Até porque acredita-se que com perfis criados, os empreendimentos podem ter mais informações de seus clientes (restrições alimentares, alergias, o que comeram nas últimas vezes), deixando a experiência mais pessoal e personalizada, tirando melhor proveito de algoritmos e de interfaces até então impensadas.
O código QR pode permitir que se saiba quem é cada um dos clientes (e todas as suas informações pessoais) quando ele se senta para comer: por exemplo, um frequentador que tenha alergia a glúten, por exemplo, pode abrir um menu em que as opções já sejam enumeradas levando isso em conta, onde pizzas e pães de farinha não aparecem.
Melhorar ou morrer
O problema tem sido convencer o cliente a fazer parte do trabalho que era da equipe de serviço e se habituar ao "faça você mesmo" — desde sentar e ter a iniciativa de "abrir" o cardápio até pedir a conta.
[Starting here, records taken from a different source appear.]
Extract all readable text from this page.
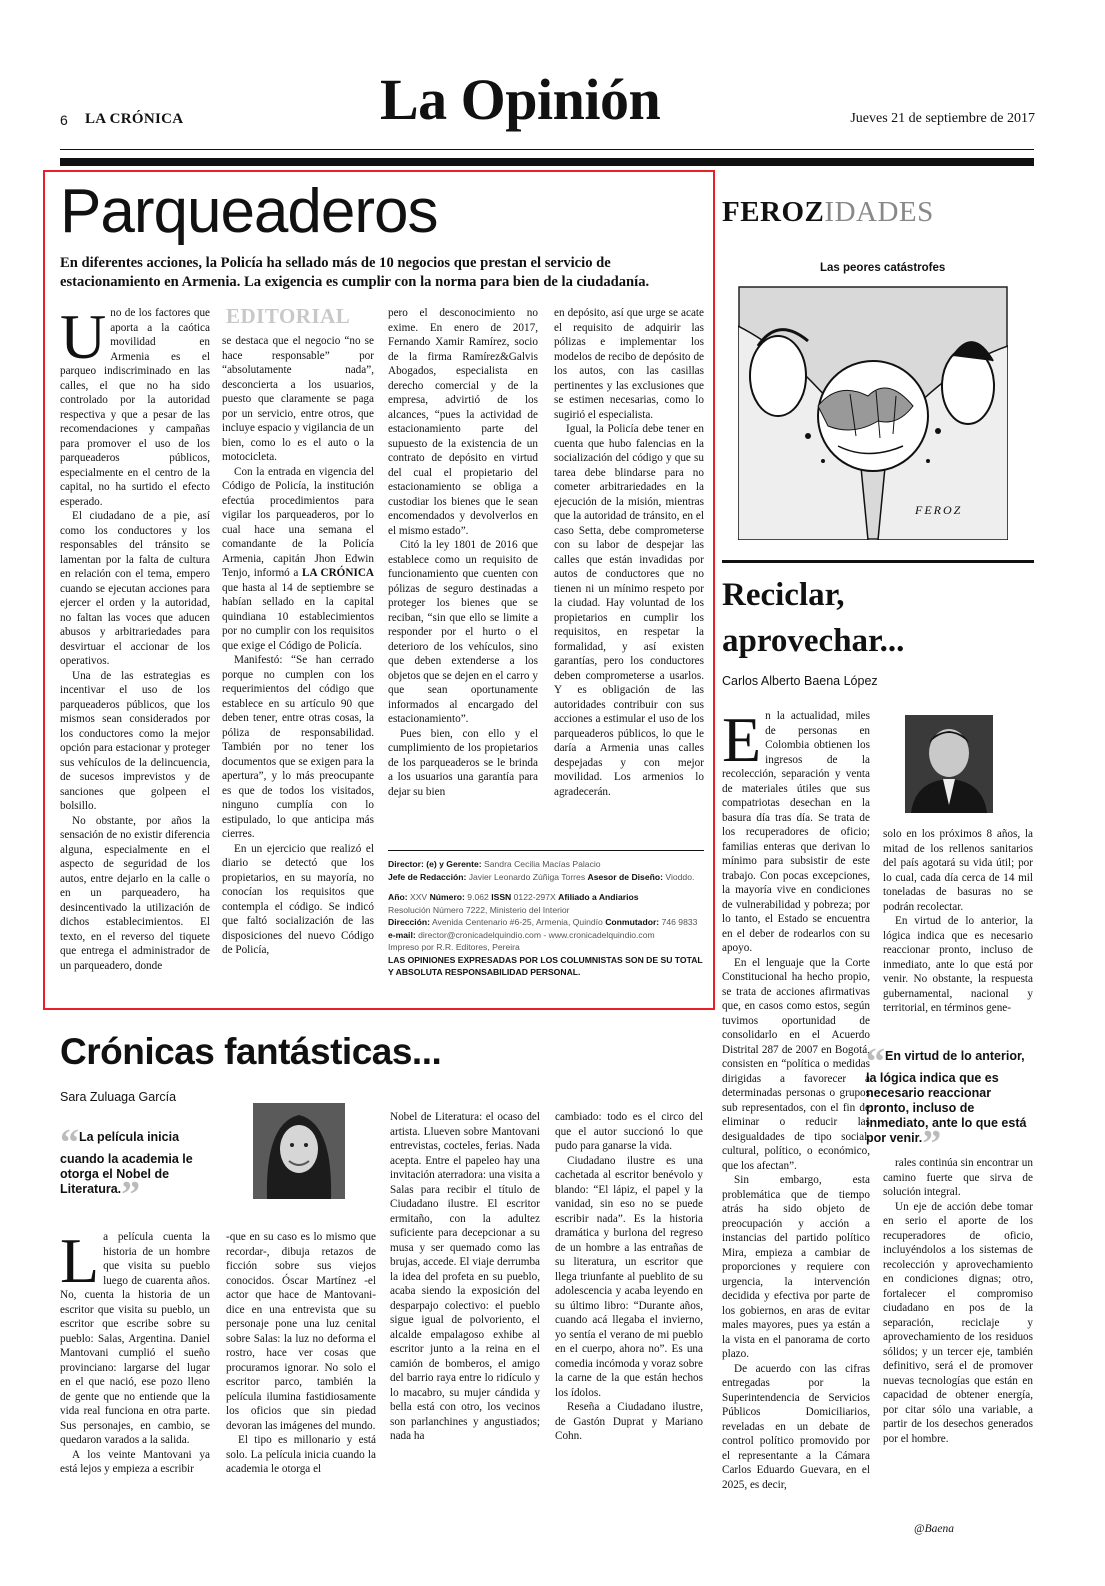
6 LA CRÓNICA	La Opinión	Jueves 21 de septiembre de 2017
Parqueaderos
En diferentes acciones, la Policía ha sellado más de 10 negocios que prestan el servicio de estacionamiento en Armenia. La exigencia es cumplir con la norma para bien de la ciudadanía.

Uno de los factores que aporta a la caótica movilidad en Armenia es el parqueo indiscriminado en las calles, el que no ha sido controlado por la autoridad respectiva y que a pesar de las recomendaciones y campañas para promover el uso de los parqueaderos públicos, especialmente en el centro de la capital, no ha surtido el efecto esperado.

El ciudadano de a pie, así como los conductores y los responsables del tránsito se lamentan por la falta de cultura en relación con el tema, empero cuando se ejecutan acciones para ejercer el orden y la autoridad, no faltan las voces que aducen abusos y arbitrariedades para desvirtuar el accionar de los operativos.

Una de las estrategias es incentivar el uso de los parqueaderos públicos, que los mismos sean considerados por los conductores como la mejor opción para estacionar y proteger sus vehículos de la delincuencia, de sucesos imprevistos y de sanciones que golpeen el bolsillo.

No obstante, por años la sensación de no existir diferencia alguna, especialmente en el aspecto de seguridad de los autos, entre dejarlo en la calle o en un parqueadero, ha desincentivado la utilización de dichos establecimientos. El texto, en el reverso del tiquete que entrega el administrador de un parqueadero, donde

EDITORIAL

se destaca que el negocio “no se hace responsable” por “absolutamente nada”, desconcierta a los usuarios, puesto que claramente se paga por un servicio, entre otros, que incluye espacio y vigilancia de un bien, como lo es el auto o la motocicleta.

Con la entrada en vigencia del Código de Policía, la institución efectúa procedimientos para vigilar los parqueaderos, por lo cual hace una semana el comandante de la Policía Armenia, capitán Jhon Edwin Tenjo, informó a LA CRÓNICA que hasta al 14 de septiembre se habían sellado en la capital quindiana 10 establecimientos por no cumplir con los requisitos que exige el Código de Policía.

Manifestó: “Se han cerrado porque no cumplen con los requerimientos del código que establece en su artículo 90 que deben tener, entre otras cosas, la póliza de responsabilidad. También por no tener los documentos que se exigen para la apertura”, y lo más preocupante es que de todos los visitados, ninguno cumplía con lo estipulado, lo que anticipa más cierres.

En un ejercicio que realizó el diario se detectó que los propietarios, en su mayoría, no conocían los requisitos que contempla el código. Se indicó que faltó socialización de las disposiciones del nuevo Código de Policía,

pero el desconocimiento no exime. En enero de 2017, Fernando Xamir Ramírez, socio de la firma Ramírez&Galvis Abogados, especialista en derecho comercial y de la empresa, advirtió de los alcances, “pues la actividad de estacionamiento parte del supuesto de la existencia de un contrato de depósito en virtud del cual el propietario del estacionamiento se obliga a custodiar los bienes que le sean encomendados y devolverlos en el mismo estado”.

Citó la ley 1801 de 2016 que establece como un requisito de funcionamiento que cuenten con pólizas de seguro destinadas a proteger los bienes que se reciban, “sin que ello se limite a responder por el hurto o el deterioro de los vehículos, sino que deben extenderse a los objetos que se dejen en el carro y que sean oportunamente informados al encargado del estacionamiento”.

Pues bien, con ello y el cumplimiento de los propietarios de los parqueaderos se le brinda a los usuarios una garantía para dejar su bien

en depósito, así que urge se acate el requisito de adquirir las pólizas e implementar los modelos de recibo de depósito de los autos, con las casillas pertinentes y las exclusiones que se estimen necesarias, como lo sugirió el especialista.

Igual, la Policía debe tener en cuenta que hubo falencias en la socialización del código y que su tarea debe blindarse para no cometer arbitrariedades en la ejecución de la misión, mientras que la autoridad de tránsito, en el caso Setta, debe comprometerse con su labor de despejar las calles que están invadidas por autos de conductores que no tienen ni un mínimo respeto por la ciudad. Hay voluntad de los propietarios en cumplir los requisitos, en respetar la formalidad, y así existen garantías, pero los conductores deben comprometerse a usarlos. Y es obligación de las autoridades contribuir con sus acciones a estimular el uso de los parqueaderos públicos, lo que le daría a Armenia unas calles despejadas y con mejor movilidad. Los armenios lo agradecerán.

Director: (e) y Gerente: Sandra Cecilia Macías Palacio
Jefe de Redacción: Javier Leonardo Zúñiga Torres Asesor de Diseño: Vioddo.
Año: XXV Número: 9.062 ISSN 0122-297X Afiliado a Andiarios
Resolución Número 7222, Ministerio del Interior
Dirección: Avenida Centenario #6-25, Armenia, Quindío Conmutador: 746 9833
e-mail: director@cronicadelquindio.com - www.cronicadelquindio.com
Impreso por R.R. Editores, Pereira
LAS OPINIONES EXPRESADAS POR LOS COLUMNISTAS SON DE SU TOTAL Y ABSOLUTA RESPONSABILIDAD PERSONAL.
FEROZIDADES
Las peores catástrofes
FEROZ
Reciclar,
aprovechar...
Carlos Alberto Baena López

En la actualidad, miles de personas en Colombia obtienen los ingresos de la recolección, separación y venta de materiales útiles que sus compatriotas desechan en la basura día tras día. Se trata de los recuperadores de oficio; familias enteras que derivan lo mínimo para subsistir de este trabajo. Con pocas excepciones, la mayoría vive en condiciones de vulnerabilidad y pobreza; por lo tanto, el Estado se encuentra en el deber de rodearlos con su apoyo.

En el lenguaje que la Corte Constitucional ha hecho propio, se trata de acciones afirmativas que, en casos como estos, según tuvimos oportunidad de consolidarlo en el Acuerdo Distrital 287 de 2007 en Bogotá, consisten en “política o medidas dirigidas a favorecer a determinadas personas o grupos sub representados, con el fin de eliminar o reducir las desigualdades de tipo social, cultural, político, o económico, que los afectan”.

Sin embargo, esta problemática que de tiempo atrás ha sido objeto de preocupación y acción a instancias del partido político Mira, empieza a cambiar de proporciones y requiere con urgencia, la intervención decidida y efectiva por parte de los gobiernos, en aras de evitar males mayores, pues ya están a la vista en el panorama de corto plazo.

De acuerdo con las cifras entregadas por la Superintendencia de Servicios Públicos Domiciliarios, reveladas en un debate de control político promovido por el representante a la Cámara Carlos Eduardo Guevara, en el 2025, es decir,

solo en los próximos 8 años, la mitad de los rellenos sanitarios del país agotará su vida útil; por lo cual, cada día cerca de 14 mil toneladas de basuras no se podrán recolectar.

En virtud de lo anterior, la lógica indica que es necesario reaccionar pronto, incluso de inmediato, ante lo que está por venir. No obstante, la respuesta gubernamental, nacional y territorial, en términos gene-

“En virtud de lo anterior, la lógica indica que es necesario reaccionar pronto, incluso de inmediato, ante lo que está por venir.”

rales continúa sin encontrar un camino fuerte que sirva de solución integral.

Un eje de acción debe tomar en serio el aporte de los recuperadores de oficio, incluyéndolos a los sistemas de recolección y aprovechamiento en condiciones dignas; otro, fortalecer el compromiso ciudadano en pos de la separación, reciclaje y aprovechamiento de los residuos sólidos; y un tercer eje, también definitivo, será el de promover nuevas tecnologías que están en capacidad de obtener energía, por citar sólo una variable, a partir de los desechos generados por el hombre.

@Baena
Crónicas fantásticas...
Sara Zuluaga García
“La película inicia cuando la academia le otorga el Nobel de Literatura.”

La película cuenta la historia de un hombre que visita su pueblo luego de cuarenta años. No, cuenta la historia de un escritor que visita su pueblo, un escritor que escribe sobre su pueblo: Salas, Argentina. Daniel Mantovani cumplió el sueño provinciano: largarse del lugar en el que nació, ese pozo lleno de gente que no entiende que la vida real funciona en otra parte. Sus personajes, en cambio, se quedaron varados a la salida.

A los veinte Mantovani ya está lejos y empieza a escribir

-que en su caso es lo mismo que recordar-, dibuja retazos de ficción sobre sus viejos conocidos. Óscar Martínez -el actor que hace de Mantovani- dice en una entrevista que su personaje pone una luz cenital sobre Salas: la luz no deforma el rostro, hace ver cosas que procuramos ignorar. No solo el escritor parco, también la película ilumina fastidiosamente los oficios que sin piedad devoran las imágenes del mundo.

El tipo es millonario y está solo. La película inicia cuando la academia le otorga el

Nobel de Literatura: el ocaso del artista. Llueven sobre Mantovani entrevistas, cocteles, ferias. Nada acepta. Entre el papeleo hay una invitación aterradora: una visita a Salas para recibir el título de Ciudadano ilustre. El escritor ermitaño, con la adultez suficiente para decepcionar a su musa y ser quemado como las brujas, accede. El viaje derrumba la idea del profeta en su pueblo, acaba siendo la exposición del desparpajo colectivo: el pueblo sigue igual de polvoriento, el alcalde empalagoso exhibe al escritor junto a la reina en el camión de bomberos, el amigo del barrio raya entre lo ridículo y lo macabro, su mujer cándida y bella está con otro, los vecinos son parlanchines y angustiados; nada ha

cambiado: todo es el circo del que el autor succionó lo que pudo para ganarse la vida.

Ciudadano ilustre es una cachetada al escritor benévolo y blando: “El lápiz, el papel y la vanidad, sin eso no se puede escribir nada”. Es la historia dramática y burlona del regreso de un hombre a las entrañas de su literatura, un escritor que llega triunfante al pueblito de su adolescencia y acaba leyendo en su último libro: “Durante años, cuando acá llegaba el invierno, yo sentía el verano de mi pueblo en el cuerpo, ahora no”. Es una comedia incómoda y voraz sobre la carne de la que están hechos los ídolos.

Reseña a Ciudadano ilustre, de Gastón Duprat y Mariano Cohn.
Isso porque parte da magia dos restaurantes está justamente na hospitalidade, ou seja, em pessoas atendendo pessoas: a essência de sair para comer — para muitos — está justamente nisso.
Claro que as tecnologias têm a capacidade de criar conexões melhores, mas também representam algum tipo de alienação: todo mundo com os celulares na mão por ainda mais tempo.
Por parte dos desenvolvedores e empresários, há muitas razões para querer que os QR codes se mantenham. A ver se o descontentamento explícito dos clientes vai fazer com que eles mudem de opinião — e os cardápios digitais sejam só uma promessa que flopou junto com as paleterias e outros modismos passageiros.